Copper CableA study conducted for the Commerce Department by the U.S. Census Bureau shows that there has been an increase in households that have mobile data as their only source of broadband. Certainly this huge survey that got 53,000 responses must be considered as statistically valid. One thing the survey showed is that broadband has become a commodity and more people than ever before have some sort of broadband.

The survey also showed that having landline broadband is tied to household income. Nearly one third of households that make under $25,000 per year have mobile data as their only broadband product. And that is up from 16% of these households in 2013. This must be a function of affordability and it’s not hard to see how lower income homes can’t afford both smartphones and landline broadband.

But the survey showed other trends that were a surprise. The survey shows that 18% of homes making between $50,000 per year and $75,000 per year have mobile-only data, a huge jump upward from 8% in 2013. And 17% of homes making between $75,000 and $100,000 are now mobile-only, another big jump up from 8% in 2013. The survey showed that even 15% of homes making more than $100,000 have gone to mobile-only data, another big increase from 6% in 2013.

But there are other industry statistics that don’t seem to jive with these numbers. All of the publicly traded ISPs routinely report customer counts and for 2015, as a whole, the industry showed a net increase of over 3 million new landline broadband connections last year. Industry analysts are expecting almost the same increase for the whole ISP industry in 2016. With about 125 million total households in the country that will mean that nearly 5% more of total households will have added landline broadband in 2015 and 2016. That huge increase in landline data connections seems to contradict the survey numbers.

Certainly there must be many people (particularly in urban areas) that can get by without a landline data connection. In cities there is more and more WiFi available. People have WiFi at work and more and more businesses in the city provide it as a convenience to their customers. And there are plenty of people living in tightly packed apartments that share a WiFi connection with a nearby neighbor.

But it’s hard to think this can account for the huge shift shown by the survey.

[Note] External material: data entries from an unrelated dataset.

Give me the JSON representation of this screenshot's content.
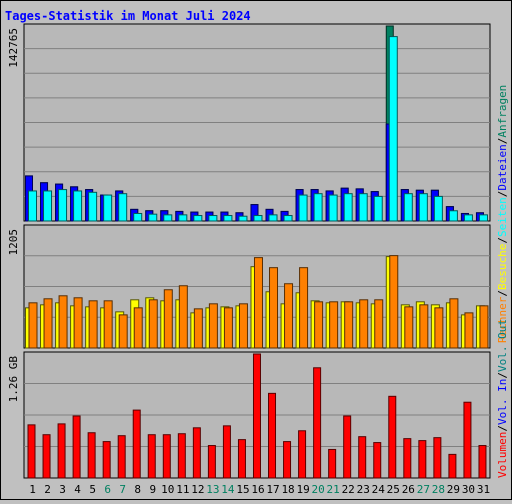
{
  "title": "Tages-Statistik im Monat Juli 2024",
  "colors": {
    "background": "#C0C0C0",
    "panel": "#B8B8B8",
    "title": "#0000FF",
    "grid": "#808080",
    "border": "#000000",
    "weekend_label": "#008060",
    "weekday_label": "#000000",
    "hits": "#008060",
    "files": "#0000FF",
    "pages": "#00FFFF",
    "visits": "#FFFF00",
    "sites": "#FF8000",
    "kbytes": "#FF0000",
    "kbin": "#0000FF",
    "kbout": "#008080"
  },
  "right_legend": {
    "top": [
      {
        "text": "Anfragen",
        "color": "#008060"
      },
      {
        "text": "Dateien",
        "color": "#0000FF"
      },
      {
        "text": "Seiten",
        "color": "#00FFFF"
      },
      {
        "text": "Besuche",
        "color": "#FFFF00"
      },
      {
        "text": "Rechner",
        "color": "#FF8000"
      }
    ],
    "bottom": [
      {
        "text": "Vol. Out",
        "color": "#008080"
      },
      {
        "text": "Vol. In",
        "color": "#0000FF"
      },
      {
        "text": "Volumen",
        "color": "#FF0000"
      }
    ],
    "separator": "/"
  },
  "chart_data": {
    "type": "bar",
    "title": "Tages-Statistik im Monat Juli 2024",
    "categories": [
      "1",
      "2",
      "3",
      "4",
      "5",
      "6",
      "7",
      "8",
      "9",
      "10",
      "11",
      "12",
      "13",
      "14",
      "15",
      "16",
      "17",
      "18",
      "19",
      "20",
      "21",
      "22",
      "23",
      "24",
      "25",
      "26",
      "27",
      "28",
      "29",
      "30",
      "31"
    ],
    "weekend_days": [
      "6",
      "7",
      "13",
      "14",
      "20",
      "21",
      "27",
      "28"
    ],
    "panels": [
      {
        "name": "top",
        "max_label": "142765",
        "ymax": 142765,
        "series": [
          {
            "name": "Anfragen",
            "color": "#008060",
            "values": [
              33000,
              28000,
              27000,
              25000,
              23000,
              19000,
              22000,
              8500,
              7500,
              7500,
              7000,
              6500,
              6500,
              6500,
              6000,
              12000,
              8500,
              7000,
              23000,
              23000,
              22000,
              24000,
              23500,
              21500,
              142765,
              23000,
              22500,
              22500,
              10500,
              5500,
              6000
            ]
          },
          {
            "name": "Dateien",
            "color": "#0000FF",
            "values": [
              33000,
              28000,
              27000,
              25000,
              23000,
              19000,
              22000,
              8500,
              7500,
              7500,
              7000,
              6500,
              6500,
              6500,
              6000,
              12000,
              8500,
              7000,
              23000,
              23000,
              22000,
              24000,
              23500,
              21500,
              71000,
              23000,
              22500,
              22500,
              10500,
              5500,
              6000
            ]
          },
          {
            "name": "Seiten",
            "color": "#00FFFF",
            "values": [
              22000,
              22000,
              23000,
              22000,
              21000,
              19000,
              20000,
              5500,
              5000,
              4500,
              4500,
              4000,
              4000,
              4000,
              3500,
              4000,
              4500,
              4000,
              19000,
              20000,
              19000,
              20000,
              20000,
              18000,
              135000,
              20000,
              20000,
              18000,
              7500,
              4500,
              4500
            ]
          }
        ]
      },
      {
        "name": "middle",
        "max_label": "1205",
        "ymax": 1205,
        "series": [
          {
            "name": "Besuche",
            "color": "#FFFF00",
            "values": [
              400,
              430,
              450,
              420,
              410,
              400,
              360,
              480,
              500,
              470,
              480,
              350,
              400,
              410,
              420,
              810,
              560,
              440,
              550,
              470,
              450,
              460,
              450,
              440,
              910,
              430,
              460,
              430,
              450,
              330,
              420
            ]
          },
          {
            "name": "Rechner",
            "color": "#FF8000",
            "values": [
              450,
              490,
              520,
              500,
              470,
              470,
              330,
              400,
              480,
              580,
              620,
              390,
              440,
              400,
              440,
              900,
              800,
              640,
              800,
              460,
              460,
              460,
              480,
              480,
              920,
              410,
              430,
              400,
              490,
              350,
              420
            ]
          }
        ]
      },
      {
        "name": "bottom",
        "max_label": "1.26 GB",
        "ymax": 1.26,
        "unit": "GB",
        "series": [
          {
            "name": "Vol. Out",
            "color": "#008080",
            "values": [
              0,
              0,
              0,
              0,
              0,
              0,
              0,
              0,
              0,
              0,
              0,
              0,
              0,
              0,
              0,
              0,
              0,
              0,
              0,
              0,
              0,
              0,
              0,
              0,
              0,
              0,
              0,
              0,
              0,
              0,
              0
            ]
          },
          {
            "name": "Vol. In",
            "color": "#0000FF",
            "values": [
              0,
              0,
              0,
              0,
              0,
              0,
              0,
              0,
              0,
              0,
              0,
              0,
              0,
              0,
              0,
              0,
              0,
              0,
              0,
              0,
              0,
              0,
              0,
              0,
              0,
              0,
              0,
              0,
              0,
              0,
              0
            ]
          },
          {
            "name": "Volumen",
            "color": "#FF0000",
            "values": [
              0.54,
              0.44,
              0.55,
              0.63,
              0.46,
              0.37,
              0.43,
              0.69,
              0.44,
              0.44,
              0.45,
              0.51,
              0.33,
              0.53,
              0.39,
              1.26,
              0.86,
              0.37,
              0.48,
              1.12,
              0.29,
              0.63,
              0.42,
              0.36,
              0.83,
              0.4,
              0.38,
              0.41,
              0.24,
              0.77,
              0.33
            ]
          }
        ]
      }
    ]
  }
}
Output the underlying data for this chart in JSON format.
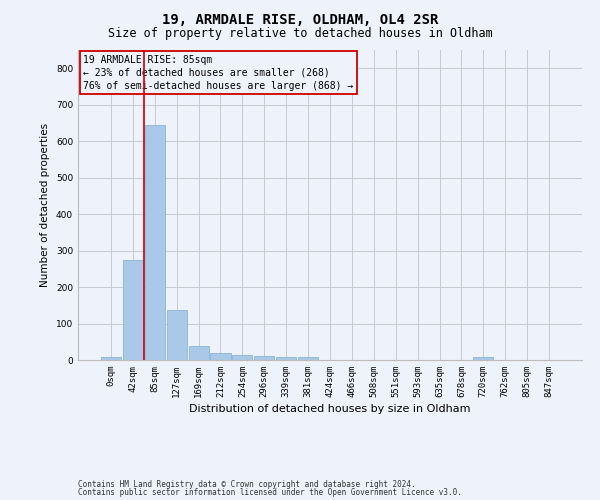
{
  "title1": "19, ARMDALE RISE, OLDHAM, OL4 2SR",
  "title2": "Size of property relative to detached houses in Oldham",
  "xlabel": "Distribution of detached houses by size in Oldham",
  "ylabel": "Number of detached properties",
  "footnote1": "Contains HM Land Registry data © Crown copyright and database right 2024.",
  "footnote2": "Contains public sector information licensed under the Open Government Licence v3.0.",
  "annotation_line1": "19 ARMDALE RISE: 85sqm",
  "annotation_line2": "← 23% of detached houses are smaller (268)",
  "annotation_line3": "76% of semi-detached houses are larger (868) →",
  "bar_values": [
    8,
    275,
    645,
    138,
    38,
    20,
    13,
    10,
    8,
    7,
    0,
    0,
    0,
    0,
    0,
    0,
    0,
    8,
    0,
    0,
    0
  ],
  "bar_labels": [
    "0sqm",
    "42sqm",
    "85sqm",
    "127sqm",
    "169sqm",
    "212sqm",
    "254sqm",
    "296sqm",
    "339sqm",
    "381sqm",
    "424sqm",
    "466sqm",
    "508sqm",
    "551sqm",
    "593sqm",
    "635sqm",
    "678sqm",
    "720sqm",
    "762sqm",
    "805sqm",
    "847sqm"
  ],
  "bar_color": "#aac9e8",
  "bar_edge_color": "#7aadd4",
  "grid_color": "#c8c8d0",
  "vline_color": "#cc0000",
  "annotation_box_color": "#cc0000",
  "ylim": [
    0,
    850
  ],
  "yticks": [
    0,
    100,
    200,
    300,
    400,
    500,
    600,
    700,
    800
  ],
  "bg_color": "#eef2fa",
  "title_fontsize": 10,
  "subtitle_fontsize": 8.5,
  "ylabel_fontsize": 7.5,
  "xlabel_fontsize": 8,
  "tick_fontsize": 6.5,
  "annotation_fontsize": 7,
  "footnote_fontsize": 5.5
}
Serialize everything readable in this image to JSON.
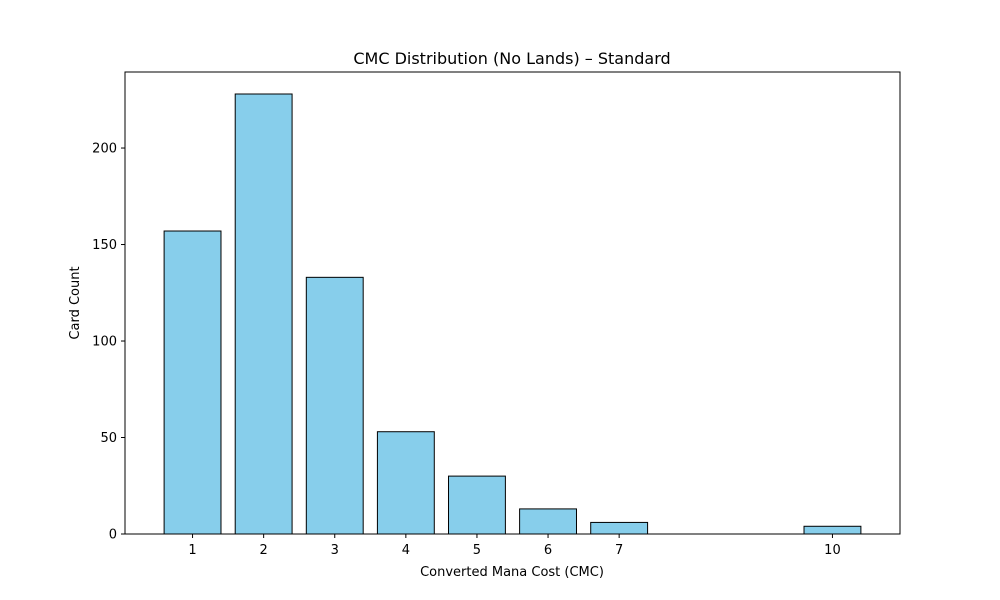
{
  "chart_data": {
    "type": "bar",
    "title": "CMC Distribution (No Lands) – Standard",
    "xlabel": "Converted Mana Cost (CMC)",
    "ylabel": "Card Count",
    "x": [
      1,
      2,
      3,
      4,
      5,
      6,
      7,
      10
    ],
    "values": [
      157,
      228,
      133,
      53,
      30,
      13,
      6,
      4
    ],
    "xticks": [
      1,
      2,
      3,
      4,
      5,
      6,
      7,
      10
    ],
    "xtick_labels": [
      "1",
      "2",
      "3",
      "4",
      "5",
      "6",
      "7",
      "10"
    ],
    "yticks": [
      0,
      50,
      100,
      150,
      200
    ],
    "ytick_labels": [
      "0",
      "50",
      "100",
      "150",
      "200"
    ],
    "xlim": [
      0.05,
      10.95
    ],
    "ylim": [
      0,
      239.4
    ],
    "bar_width": 0.8,
    "bar_color": "#87ceeb",
    "bar_edge_color": "#000000",
    "grid": false,
    "legend": false
  }
}
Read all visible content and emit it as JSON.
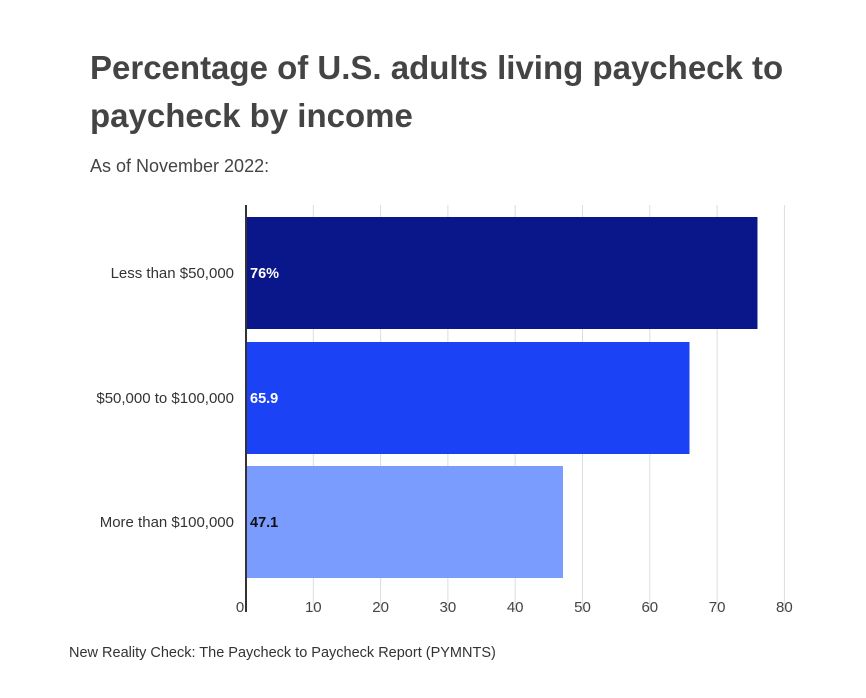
{
  "title": "Percentage of U.S. adults living paycheck to paycheck by income",
  "subtitle": "As of November 2022:",
  "source": "New Reality Check: The Paycheck to Paycheck Report (PYMNTS)",
  "chart_data": {
    "type": "bar",
    "orientation": "horizontal",
    "title": "Percentage of U.S. adults living paycheck to paycheck by income",
    "subtitle": "As of November 2022:",
    "categories": [
      "Less than $50,000",
      "$50,000 to $100,000",
      "More than $100,000"
    ],
    "values": [
      76,
      65.9,
      47.1
    ],
    "data_labels": [
      "76%",
      "65.9",
      "47.1"
    ],
    "colors": [
      "#0a178a",
      "#1b43f5",
      "#7a9cff"
    ],
    "label_colors": [
      "#ffffff",
      "#ffffff",
      "#111111"
    ],
    "xlim": [
      0,
      80
    ],
    "xticks": [
      0,
      10,
      20,
      30,
      40,
      50,
      60,
      70,
      80
    ],
    "xlabel": "",
    "ylabel": "",
    "grid": true,
    "legend": "none"
  }
}
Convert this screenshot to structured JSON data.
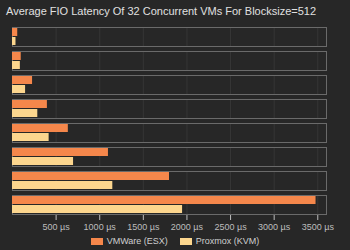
{
  "chart_data": {
    "type": "bar",
    "orientation": "horizontal",
    "title": "Average FIO Latency Of 32 Concurrent VMs For Blocksize=512",
    "categories": [
      null,
      null,
      null,
      null,
      null,
      null,
      null,
      null
    ],
    "series": [
      {
        "name": "VMWare (ESX)",
        "color": "#f5874b",
        "values": [
          60,
          100,
          230,
          400,
          640,
          1100,
          1800,
          3480
        ]
      },
      {
        "name": "Proxmox (KVM)",
        "color": "#fcd68e",
        "values": [
          40,
          90,
          150,
          290,
          420,
          700,
          1150,
          1950
        ]
      }
    ],
    "xlim": [
      0,
      3600
    ],
    "xticks": [
      {
        "value": 500,
        "label": "500 µs"
      },
      {
        "value": 1000,
        "label": "1000 µs"
      },
      {
        "value": 1500,
        "label": "1500 µs"
      },
      {
        "value": 2000,
        "label": "2000 µs"
      },
      {
        "value": 2500,
        "label": "2500 µs"
      },
      {
        "value": 3000,
        "label": "3000 µs"
      },
      {
        "value": 3500,
        "label": "3500 µs"
      }
    ],
    "grid": true,
    "legend": "bottom"
  }
}
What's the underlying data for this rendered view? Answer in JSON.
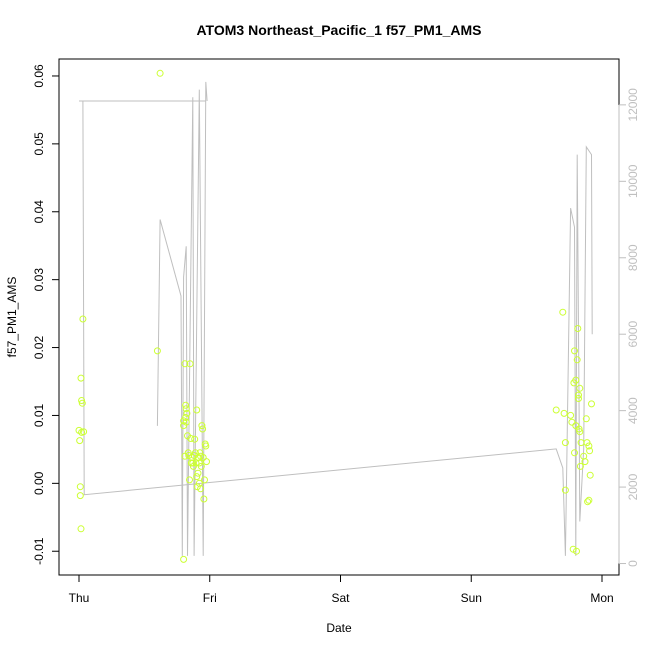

If the survey is correct, then as many as 10% of all homes have abandoned a landline data connection since 2013 – over 12 million homes – and the industry numbers just don’t back that up.

Certainly any big user of data at home must have a landline connection. Nobody is going to use mobile data for watching video or playing online games. Nobody is even going to use mobile data for any serious amount of school work or for taking work home from the office. The small data caps make that far too expensive.

Our big cellular companies have priced mobile data to be among the most expensive broadband in the world when measured as cost per downloaded gigabit. Nobody who uses any significant data is going to use data that is as much as 100 times more expensive as a landline data connection unless they have no choice. There are certainly plenty of households in rural areas who use their cellular data connection as the only source of broadband. They use it very sparingly and still report getting huge monthly bills for mobile data.

I have no idea how to reconcile these two very different set of facts. We know the number of landline data connections that ISPs sell and that number tells a very different story than this survey. And while it’s anecdotal, I can’t think of one of my hundreds of clients who is not seeing annual increases in landline data customers.

But this survey asked the question to 53,000 respondents, and in the world of statistics this means the information received from the survey should be extremely believable. The survey results would be very suspect if the questions were misleading or if the survey was not administered randomly. But I would think that an organization like the Census would have been careful to have gotten these things right. This difference between these two sets of facts is a puzzle and I am sure that over time that the trend will become clear – whatever it is. But for now I am very skeptical of the survey results until they have been collaborated with other data.

2 thoughts on “Are Americans Abandoning Wireline Data?

  1. Gospel: Nobody is going to use mobile data for watching video or playing online games. Nobody is even going to use mobile data for any serious amount of school work or for taking work home from the office. The small data caps make that far too expensive.”
    But “what if”: Sprint or T-Mobile really did offer true “unlimited” plans?ie make the shift to the equivalent of WISP?

    • The wireless carriers have a problem today in that cellular technology is not good at handling large numbers of users doing things like streaming video for hours. It doesn’t take a whole lot of simultaneous users to completely overwhelm a cell site’s capacity. This is partly due to today’s cellular technology, but it’s also largely a function of the spectrum being used, and unless a whole more spectrum is brought to cell towers then this is not going to be a likely solution in densely populated areas.

      This can work better in more rural areas, but there the issue becomes the distance of users from a cell site. Cellular spectrum is like any other radio signal and quickly loses power with distance. So people more than a relatively short distance from a cell site can have problem with things like streaming.